The dollar rose across the board in post holiday technical-driven trade on Tuesday, retracing nearly all of the losses made last week in the wake of disappointing US jobs data.
In a session with no key US indicators, the euro came under pressure after a weaker than expected reading in a closely-watched ZEW German investor confidence index, while soaring oil prices and falling Tokyo stocks weighed on the yen.
This in turn helped the dollar erase most of last week's losses and settle back into a familiar range held in the past five months or so.
"The catalyst for the dollar's weakness was Friday's payrolls but positioning is preventing the euro from moving higher. The ZEW index didn't help the euro either but US factors are going to drive the market," said Steven Saywell, senior currency strategist at Citigroup in London.
By 1130 GMT the dollar had risen two thirds of a percent to $1.2300 per euro, having fallen to a low of $1.2433 in the wake of the US jobs data on Friday.
The yen fell more than half a percent to 110.10 per dollar, down more than a yen from Friday's one-month high, after China's foreign exchange regulator said speculation of yuan appreciation soon is "groundless".
The State Administration of Foreign Exchange also said China will not take an "unwise move" of one-off yuan revaluation.
Speculation of the yuan has resurfaced in recent weeks as Washington raised pressure on China in the run-up to the presidential election. Asian currencies are largely seen moving higher if China loosens its peg and revalues the yuan.

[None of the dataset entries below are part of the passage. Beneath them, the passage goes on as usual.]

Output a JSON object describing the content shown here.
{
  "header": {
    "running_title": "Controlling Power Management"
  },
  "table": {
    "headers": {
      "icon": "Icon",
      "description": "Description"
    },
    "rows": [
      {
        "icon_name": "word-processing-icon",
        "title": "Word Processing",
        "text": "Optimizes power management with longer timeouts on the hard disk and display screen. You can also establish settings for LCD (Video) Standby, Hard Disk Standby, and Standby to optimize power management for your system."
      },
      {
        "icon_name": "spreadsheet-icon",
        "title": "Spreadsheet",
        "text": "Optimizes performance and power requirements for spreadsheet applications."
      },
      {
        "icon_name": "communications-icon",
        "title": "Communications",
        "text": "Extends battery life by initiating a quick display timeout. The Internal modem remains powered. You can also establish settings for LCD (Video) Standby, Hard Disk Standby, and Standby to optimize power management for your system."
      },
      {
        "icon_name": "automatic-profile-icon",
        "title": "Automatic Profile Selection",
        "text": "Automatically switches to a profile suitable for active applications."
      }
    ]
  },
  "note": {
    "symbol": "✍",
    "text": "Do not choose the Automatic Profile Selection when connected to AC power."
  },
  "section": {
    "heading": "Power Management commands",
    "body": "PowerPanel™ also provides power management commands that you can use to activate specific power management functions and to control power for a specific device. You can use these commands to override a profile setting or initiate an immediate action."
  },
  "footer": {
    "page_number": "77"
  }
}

Germany's ZEW index fell to 31.3, its lowest since June 2003, compared with a forecast of 36.5, due to concerns about a global growth slowdown and rising oil prices. Oil prices set new record highs above $54 a barrel on Tuesday. Tokyo's Nikkei stock average fell 1.3 percent.
"It's a consolidation after a rally in major currencies against the dollar after the payrolls. The market is chopping back and forth because there's no obvious data trigger," said Frida Gjorstrup, currency strategist at J.P. Morgan.
"The Nikkei took a hit from high oil prices and we are seeing a follow-through in the yen."
Elsewhere, sterling fell sharply against the dollar and the euro after an unexpected fall in Britain's inflation rate reinforced expectations UK interest rates might have peaked.
Investors are also paying attention to the equity market performance as the United States heads into a key earnings season. US stock futures were pointing to a weaker opening on Wall Street.
Intel, Yahoo Inc and Johnson & Johnson are reporting their third quarter earnings later on Tuesday. The US tax bill approved by Congress on Monday is also in focus with some analysts saying it could trigger dollar repatriation by US multi-nationals.
The bill includes a one-year window for US firms to bring home foreign earnings at a reduced tax rate of 5.25 percent instead of the normal 35 percent.
ABN Amro estimated the bill could see in the region of $50-100 billion of dollar buying by US multinational companies that hold retained foreign profits overseas.